Voordat de madeliefjes hun vraag konden afmaken, zag de kleine ster de straal van de maan. Vervuld van vreugde hief hij zijn gezicht op en riep uit: “Ik kan het zien! Ik kan het zien! Dit is het pad dat me naar huis zal leiden.”

“Als de madeliefjes echt willen dat ik jou help om je weg naar huis te vinden, dan zal ik dat doen,” antwoordde de Maan. “Maar je verdient het eigenlijk om verloren te gaan, want je hebt je broeders en het huis waar je zo lang naar tevredenheid hebt gewoond in de steek gelaten, zonder enige spijt.”

“O ja, meneer Maan, help de kleine ster alstublieft om naar huis terug te keren en weer te schitteren,” smeekten de madeliefjes. “Wij zijn er zeker van dat hij nooit meer van zijn plaats zal afdwalen.”

“Ik beloof u, meneer Maan, dat ik mijn aangewezen plek naast mijn medesterren nooit meer zal verlaten, ongeacht hoeveel honderden jaren ik nog moet schijnen”, zwoer de kleine ster.

“Heel goed,” zei de maan. “Ik zal je naar huis begeleiden. Het zal echter geruime tijd duren voordat je je vroegere uitstraling terugkrijgt. Bovendien zul je ver weg worden geplaatst van je broeders, waar je zo lang hebt gewoond.”

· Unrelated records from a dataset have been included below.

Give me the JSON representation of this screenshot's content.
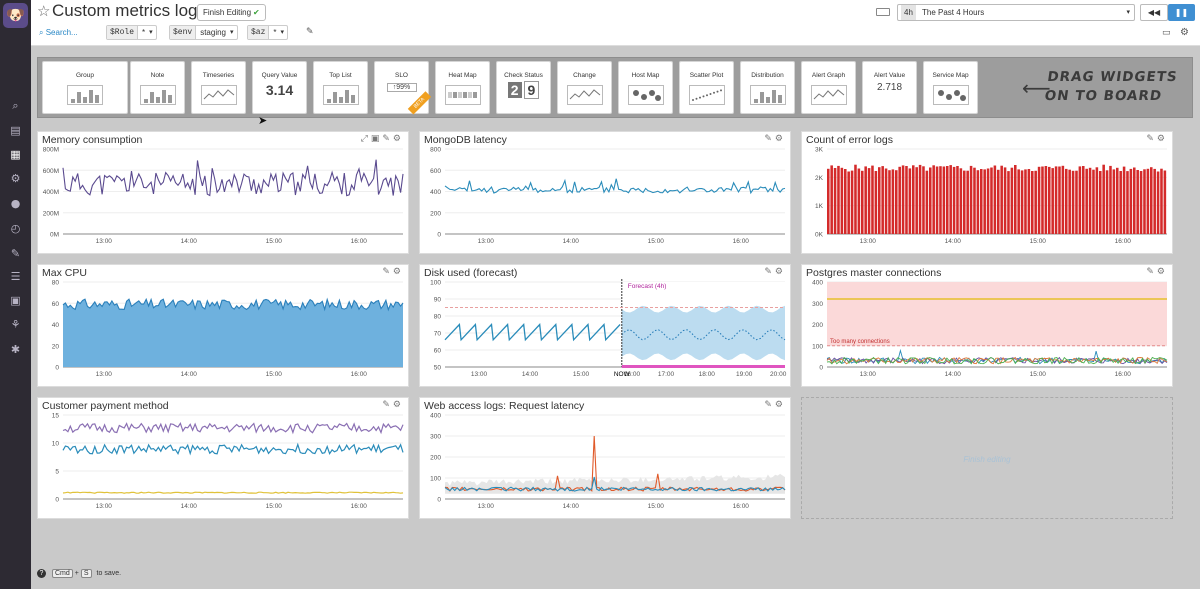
{
  "app": {
    "logo_glyph": "🐶"
  },
  "sidebar": {
    "items": [
      {
        "name": "binoculars-icon",
        "glyph": "⌕"
      },
      {
        "name": "dashboard-list-icon",
        "glyph": "▤"
      },
      {
        "name": "chart-icon",
        "glyph": "▦",
        "active": true
      },
      {
        "name": "infrastructure-icon",
        "glyph": "⚙"
      },
      {
        "name": "monitors-icon",
        "glyph": "●"
      },
      {
        "name": "apm-icon",
        "glyph": "◴"
      },
      {
        "name": "notebook-icon",
        "glyph": "✎"
      },
      {
        "name": "logs-icon",
        "glyph": "☰"
      },
      {
        "name": "security-icon",
        "glyph": "▣"
      },
      {
        "name": "synthetics-icon",
        "glyph": "⚘"
      },
      {
        "name": "integrations-icon",
        "glyph": "✱"
      }
    ]
  },
  "header": {
    "title": "Custom metrics logs",
    "finish_editing": "Finish Editing",
    "search": "Search...",
    "template_vars": [
      {
        "key": "$Role",
        "value": "*"
      },
      {
        "key": "$env",
        "value": "staging"
      },
      {
        "key": "$az",
        "value": "*"
      }
    ],
    "time_badge": "4h",
    "time_range": "The Past 4 Hours"
  },
  "tray": {
    "widgets": [
      "Group",
      "Note",
      "Timeseries",
      "Query Value",
      "Top List",
      "SLO",
      "Heat Map",
      "Check Status",
      "Change",
      "Host Map",
      "Scatter Plot",
      "Distribution",
      "Alert Graph",
      "Alert Value",
      "Service Map"
    ],
    "query_value_sample": "3.14",
    "slo_sample": "99%",
    "slo_ribbon": "BETA",
    "check_status_sample": "2",
    "check_status_sample2": "9",
    "alert_value_sample": "2.718",
    "drag_hint_line1": "DRAG WIDGETS",
    "drag_hint_line2": "ON TO BOARD"
  },
  "panels": [
    {
      "title": "Memory consumption",
      "chart_data": {
        "type": "line",
        "series": [
          {
            "color": "#5a4a8f"
          }
        ],
        "yticks": [
          "800M",
          "600M",
          "400M",
          "200M",
          "0M"
        ],
        "xticks": [
          "13:00",
          "14:00",
          "15:00",
          "16:00"
        ],
        "ylim": [
          0,
          800
        ],
        "approx_range": [
          250,
          700
        ]
      }
    },
    {
      "title": "MongoDB latency",
      "chart_data": {
        "type": "line",
        "series": [
          {
            "color": "#2a8cba"
          }
        ],
        "yticks": [
          "800",
          "600",
          "400",
          "200",
          "0"
        ],
        "xticks": [
          "13:00",
          "14:00",
          "15:00",
          "16:00"
        ],
        "ylim": [
          0,
          800
        ],
        "approx_range": [
          330,
          520
        ]
      }
    },
    {
      "title": "Count of error logs",
      "chart_data": {
        "type": "bar",
        "series": [
          {
            "color": "#d42a2a"
          }
        ],
        "yticks": [
          "3K",
          "2K",
          "1K",
          "0K"
        ],
        "xticks": [
          "13:00",
          "14:00",
          "15:00",
          "16:00"
        ],
        "ylim": [
          0,
          3000
        ],
        "approx_range": [
          2200,
          2400
        ]
      }
    },
    {
      "title": "Max CPU",
      "chart_data": {
        "type": "area",
        "series": [
          {
            "color": "#2a7fba",
            "fill": "#6eb1de"
          }
        ],
        "yticks": [
          "80",
          "60",
          "40",
          "20",
          "0"
        ],
        "xticks": [
          "13:00",
          "14:00",
          "15:00",
          "16:00"
        ],
        "ylim": [
          0,
          80
        ],
        "approx_range": [
          52,
          65
        ]
      }
    },
    {
      "title": "Disk used (forecast)",
      "chart_data": {
        "type": "line",
        "series": [
          {
            "color": "#2a8cba"
          }
        ],
        "yticks": [
          "100",
          "90",
          "80",
          "70",
          "60",
          "50"
        ],
        "xticks": [
          "13:00",
          "14:00",
          "15:00",
          "16:00",
          "NOW",
          "17:00",
          "18:00",
          "19:00",
          "20:00"
        ],
        "ylim": [
          50,
          100
        ],
        "forecast_label": "Forecast (4h)"
      }
    },
    {
      "title": "Postgres master connections",
      "chart_data": {
        "type": "line",
        "yticks": [
          "400",
          "300",
          "200",
          "100",
          "0"
        ],
        "xticks": [
          "13:00",
          "14:00",
          "15:00",
          "16:00"
        ],
        "ylim": [
          0,
          400
        ],
        "threshold": 320,
        "alert_threshold": 100,
        "alert_label": "Too many connections",
        "series": [
          {
            "color": "#e8c02c"
          },
          {
            "color": "#2a8cba"
          },
          {
            "color": "#6a4fa0"
          },
          {
            "color": "#e07b39"
          },
          {
            "color": "#4caf50"
          }
        ]
      }
    },
    {
      "title": "Customer payment method",
      "chart_data": {
        "type": "line",
        "yticks": [
          "15",
          "10",
          "5",
          "0"
        ],
        "xticks": [
          "13:00",
          "14:00",
          "15:00",
          "16:00"
        ],
        "ylim": [
          0,
          16
        ],
        "series": [
          {
            "color": "#8a6fb3",
            "approx": 13.5
          },
          {
            "color": "#2a8cba",
            "approx": 9.5
          },
          {
            "color": "#e0c23a",
            "approx": 1.2
          }
        ]
      }
    },
    {
      "title": "Web access logs: Request latency",
      "chart_data": {
        "type": "line",
        "yticks": [
          "400",
          "300",
          "200",
          "100",
          "0"
        ],
        "xticks": [
          "13:00",
          "14:00",
          "15:00",
          "16:00"
        ],
        "ylim": [
          0,
          400
        ],
        "series": [
          {
            "color": "#2a8cba",
            "approx": 45
          },
          {
            "color": "#e05a2a"
          }
        ],
        "spikes": [
          {
            "x": "14:10",
            "y": 110
          },
          {
            "x": "15:00",
            "y": 300
          },
          {
            "x": "16:00",
            "y": 120
          }
        ]
      }
    }
  ],
  "placeholder": "Finish editing",
  "footer": {
    "key1": "Cmd",
    "plus": "+",
    "key2": "S",
    "suffix": "to save."
  }
}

Door de lichtstralen van de maan steeg de kleine ster terug naar de hemel. Toen hij de medesterren passeerde, liet hij zijn hoofd hangen, beschaamd, want ze huilden en treurden om zijn vertrek en het feit dat hij nooit meer naast hen zou schijnen.

De kleine ster was vertrokken zonder er goed over na te denken, uitsluitend gefocust op de aantrekkingskracht van de aarde. Ver weg van zijn broeders kreeg hij een plek waar hij honderd jaar lang moest schitteren om zijn vroegere schittering terug te krijgen. Gedurende deze tijd zouden zijn medesterren ook in helderheid toenemen, waardoor ze voor altijd afstand zouden nemen van de kleine verloren ster. Oh, die arme kleine ster!